Existe-t-il un traitement pour le syndrome de Dravet ?
Le syndrome de Dravet dure toute la vie et ne peut donc pas être guéri. Cependant, les symptômes peuvent être traités. Le traitement des problèmes physiques, cognitifs et comportementaux du syndrome de Dravet est individualisé et peut inclure une thérapie physique, une orthophonie et une thérapie comportementale.
Les convulsions causées par le syndrome de Dravet sont particulièrement difficiles à contrôler.
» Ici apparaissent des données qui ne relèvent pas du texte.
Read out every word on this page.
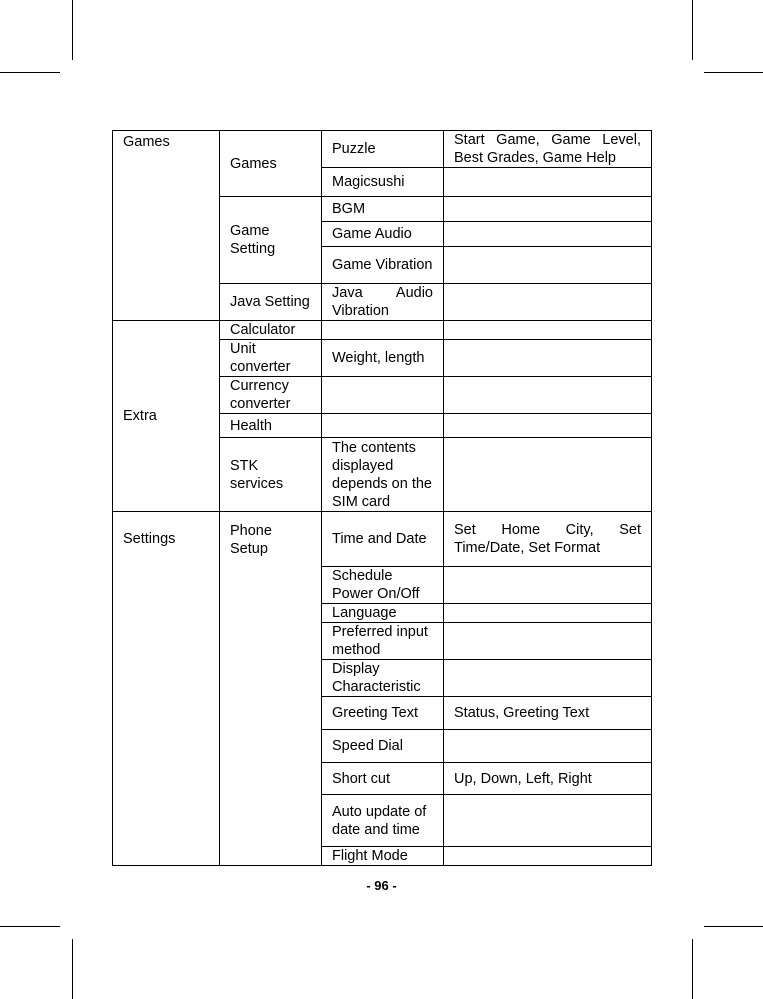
Games	Games	Puzzle	Start Game, Game Level, Best Grades, Game Help
		Magicsushi	
	Game Setting	BGM	
		Game Audio	
		Game Vibration	
	Java Setting	Java Audio Vibration	
Extra	Calculator		
	Unit converter	Weight, length	
	Currency converter		
	Health		
	STK services	The contents displayed depends on the SIM card	
Settings	Phone Setup	Time and Date	Set Home City, Set Time/Date, Set Format
		Schedule Power On/Off	
		Language	
		Preferred input method	
		Display Characteristic	
		Greeting Text	Status, Greeting Text
		Speed Dial	
		Short cut	Up, Down, Left, Right
		Auto update of date and time	
		Flight Mode	
- 96 -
Les médicaments antiépileptiques (ASM) sont recommandés pour gérer les crises du syndrome de Dravet :
- Dépakote (divalproex) ou valproate comme traitement de première intention
- Fintepla (fenfluramine), Diacomit (stiripentol) ou Onfi (clobazam) en cas d’échec du traitement de première intention
- Epidiolex (cannabidiol de qualité pharmaceutique) si ni le traitement de première intention ni celui de deuxième intention ne fonctionnent
- Topamax (topiramate), régime cétogène ou d’autres options comme la stimulation du nerf vague si aucune des solutions ci-dessus ne fonctionne
Cannabidiol
En juin 2018, la Food and Drug Administration (FDA) des États-Unis a approuvé l’Epidiolex (cannabidiol) pour le traitement du syndrome de Dravet ainsi que d’un autre syndrome épileptique, le syndrome de Lennox Gastaut. Des études antérieures ont montré que les enfants atteints du syndrome de Dravet présentaient une diminution de la fréquence des crises avec Epidiolex et étaient capables de tolérer le médicament.
Médicaments qui aggravent le syndrome de Dravet
Les médicaments antiépileptiques standards censés avoir un effet sur les canaux sodiques ne sont pas recommandés dans le traitement du syndrome de Dravet. Ceux-ci peuvent aggraver, plutôt qu’améliorer, les crises du syndrome de Dravet :
- Tegretol, Celepsin, Cargagen (carbamazépine)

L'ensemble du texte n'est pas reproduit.